What happens when the sun unleashes a massive solar flare?

Flares originate from sunspots—areas on the sun’s surface that have high magnetic activity. These flares and other activities of the sun throw ionised gases or plasma towards the earth. The plasma has an electromagnetic field which, on interaction with the earth’s magnetic field, gives rise to a solar storm.

Being the largest explosion in the solar system, a storm releases as much energy as a thousand billion atom bombs bursting together. It can knock out satellites affecting telecommunication; power grids causing blackouts; and disturb transport and finance systems.

The sun’s magnetic activity goes up and down on a fairly regular 11-year cycle. The highs are full of sunspots, the lows see less or no sunspots. At present, the sun is in the midst of an active phase of a solar cycle. This cycle is called the solar cycle 24 counting since 1755 when recording of solar sunspot activity began. According to scientific data, many solar storms are expected in the near future because the current cycle is reaching its peak. In August 2010, the first storm of the solar cycle 24 occurred. Before this, a storm occurred in December 2006.

The good thing is, these episodes did not cause much destruction. The intensity of a solar storm depends on the direction of the plasma’s electromagnetic field. If it is parallel to the earth’s magnetic field, the charged particles cannot affect it. The bad thing is, a massive solar storm can cause mayhem.

The recent Japan nuclear crisis, for instance, showed how power outages can affect functioning of a nuclear power plant. The storms result in huge monetary losses too. A storm in January 1994 affected Canada’s two telecommunication satellites. The first satellite recovered in a few hours but nearly US $50 million was spent to repair the second one.

Airlines in the US had to alter their high latitude routes because a solar storm in October 2003 had affected high frequency communication in the country. The rerouted flights cost airline firms about US $100,000 per flight. The firms suffered similar losses during the January 2005 storm. A February 14, 2011 solar storm was mild but affected China’s shortwave radiocommunication system.

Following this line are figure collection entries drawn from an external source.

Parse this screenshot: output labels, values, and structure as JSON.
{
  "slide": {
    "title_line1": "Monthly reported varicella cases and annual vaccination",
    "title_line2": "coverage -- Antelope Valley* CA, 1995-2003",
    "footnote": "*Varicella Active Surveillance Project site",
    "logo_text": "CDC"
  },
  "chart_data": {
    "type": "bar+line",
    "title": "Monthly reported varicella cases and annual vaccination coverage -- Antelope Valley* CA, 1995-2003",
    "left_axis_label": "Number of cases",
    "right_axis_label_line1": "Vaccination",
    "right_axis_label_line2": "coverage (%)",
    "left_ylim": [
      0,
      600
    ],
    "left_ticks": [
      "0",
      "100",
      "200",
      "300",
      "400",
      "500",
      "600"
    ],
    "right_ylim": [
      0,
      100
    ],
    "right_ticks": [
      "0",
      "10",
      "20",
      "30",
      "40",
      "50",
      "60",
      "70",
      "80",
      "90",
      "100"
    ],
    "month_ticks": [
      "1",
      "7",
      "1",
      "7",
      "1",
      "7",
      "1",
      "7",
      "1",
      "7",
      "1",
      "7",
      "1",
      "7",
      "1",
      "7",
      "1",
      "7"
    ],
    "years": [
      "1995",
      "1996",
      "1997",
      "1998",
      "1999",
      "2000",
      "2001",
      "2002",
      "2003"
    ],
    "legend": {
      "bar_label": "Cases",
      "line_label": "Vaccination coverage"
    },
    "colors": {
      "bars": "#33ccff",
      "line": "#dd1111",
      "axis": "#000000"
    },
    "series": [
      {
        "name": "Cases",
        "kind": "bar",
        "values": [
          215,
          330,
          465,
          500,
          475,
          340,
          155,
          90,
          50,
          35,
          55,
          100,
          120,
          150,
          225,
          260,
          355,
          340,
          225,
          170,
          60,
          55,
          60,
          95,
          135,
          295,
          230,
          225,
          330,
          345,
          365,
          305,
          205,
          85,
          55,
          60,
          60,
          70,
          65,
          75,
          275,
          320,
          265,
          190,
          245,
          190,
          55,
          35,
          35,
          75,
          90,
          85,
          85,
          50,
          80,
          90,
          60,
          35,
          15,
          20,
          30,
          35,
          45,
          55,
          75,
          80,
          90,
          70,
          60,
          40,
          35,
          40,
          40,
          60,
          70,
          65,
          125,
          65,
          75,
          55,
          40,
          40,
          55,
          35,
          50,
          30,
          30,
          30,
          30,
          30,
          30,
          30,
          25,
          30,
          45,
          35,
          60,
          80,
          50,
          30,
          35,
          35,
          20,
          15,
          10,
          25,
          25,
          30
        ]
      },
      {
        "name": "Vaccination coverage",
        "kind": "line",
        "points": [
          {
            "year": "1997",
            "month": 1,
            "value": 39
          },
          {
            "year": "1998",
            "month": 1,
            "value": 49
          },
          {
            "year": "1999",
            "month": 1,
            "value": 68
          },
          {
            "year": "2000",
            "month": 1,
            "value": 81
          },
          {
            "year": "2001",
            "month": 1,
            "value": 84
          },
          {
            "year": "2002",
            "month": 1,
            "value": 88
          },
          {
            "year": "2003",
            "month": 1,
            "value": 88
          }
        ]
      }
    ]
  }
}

The loss is expected to be more now since the world is more dependent on satellites and telecommunication. Installation of shields to satellites and transmission lines can prevent damage from solar storms. Better monitoring of flares is also an option as satellites and grids can be shut down before a solar storm to minimise damage. The US federal agency National Oceanic and Atmospheric Administration can predict occurrence of a solar storm one to three days before.